No, the video does not imply that the uncertainty principle is false.
But it does imply that you have to be careful/precise to claim what the uncertainty principle is about. It is actually a claim about the wavefunction. In many interpretations of quantum mechanics, we equate that to a claim about the properties of particles. However, the latter is dependent on one's interpretation of quantum theory. The video talks about the de Broglie-Bohm (or pilot-wave) interpretation of quantum theory. In that interpretation, there are two separate quantities: the wavefunction, and the particle. At a fundamental level in that interpretation, the 'uncertainty principle' applies to the former, not to the latter (since the particles have well-defined position and velocity).
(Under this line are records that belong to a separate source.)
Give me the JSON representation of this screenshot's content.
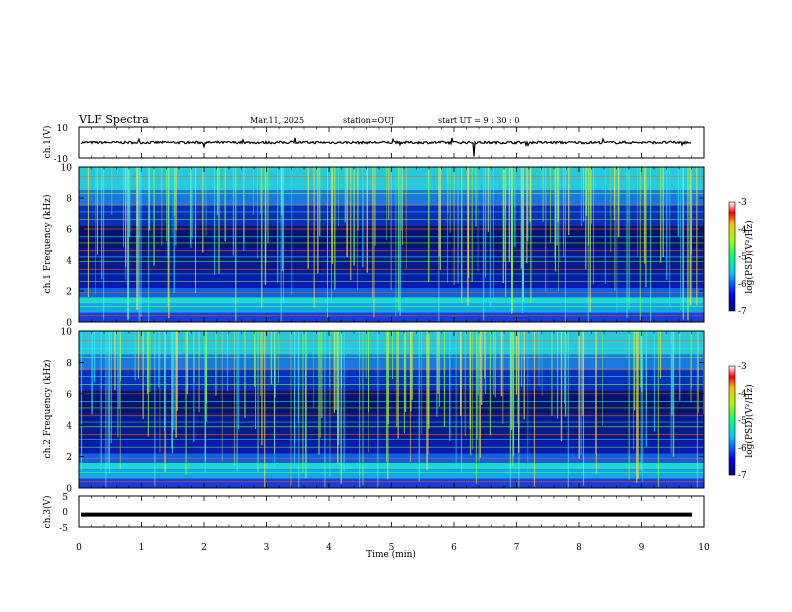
{
  "header": {
    "title": "VLF Spectra",
    "date": "Mar.11, 2025",
    "station": "station=OUJ",
    "start": "start UT =  9 : 30 : 0"
  },
  "chart_data": [
    {
      "type": "line",
      "panel": "ch1-waveform",
      "ylabel": "ch.1(V)",
      "ylim": [
        -10,
        10
      ],
      "yticks": [
        "10",
        "-10"
      ],
      "baseline": 0,
      "xlim": [
        0,
        10
      ]
    },
    {
      "type": "heatmap",
      "panel": "ch1-spectrogram",
      "ylabel": "ch.1 Frequency (kHz)",
      "ylim": [
        0,
        10
      ],
      "yticks": [
        "10",
        "8",
        "6",
        "4",
        "2",
        "0"
      ],
      "colorbar": {
        "label": "log(PSD)(V²/Hz)",
        "range": [
          -7,
          -3
        ],
        "ticks": [
          "-3",
          "-4",
          "-5",
          "-6",
          "-7"
        ]
      }
    },
    {
      "type": "heatmap",
      "panel": "ch2-spectrogram",
      "ylabel": "ch.2 Frequency (kHz)",
      "ylim": [
        0,
        10
      ],
      "yticks": [
        "10",
        "8",
        "6",
        "4",
        "2",
        "0"
      ],
      "colorbar": {
        "label": "log(PSD)(V²/Hz)",
        "range": [
          -7,
          -3
        ],
        "ticks": [
          "-3",
          "-4",
          "-5",
          "-6",
          "-7"
        ]
      }
    },
    {
      "type": "line",
      "panel": "ch3-waveform",
      "ylabel": "ch.3(V)",
      "ylim": [
        -5,
        5
      ],
      "yticks": [
        "5",
        "0",
        "-5"
      ],
      "baseline": -1,
      "xlim": [
        0,
        10
      ],
      "xlabel": "Time (min)",
      "xticks": [
        "0",
        "1",
        "2",
        "3",
        "4",
        "5",
        "6",
        "7",
        "8",
        "9",
        "10"
      ]
    }
  ]
}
That being said, the property that makes the de Broglie-Bohm interpretation consistent with the observations of quantum theory, is that one presumes one is in 'quantum equilibrium', where one equates one's (classical-like) ignorance of the particle with properties of the wavefunction (i.e., Born's rule). In fact, the de Broglie-Bohm interpretation is itself actually an umbrella term for two distinct intepretations: one where this quantum equilibrium is one of the postulates, and another where it is derived as a statistical property/consequence (similar to how in classical statistical mechanics we derive that a classical gas is described by a homogeneous distribution in classical equilibrium). I do not personally work on these topics, so I do not know how one justifies making classical ignorance part of one of the fundamental axioms; seems strange to me.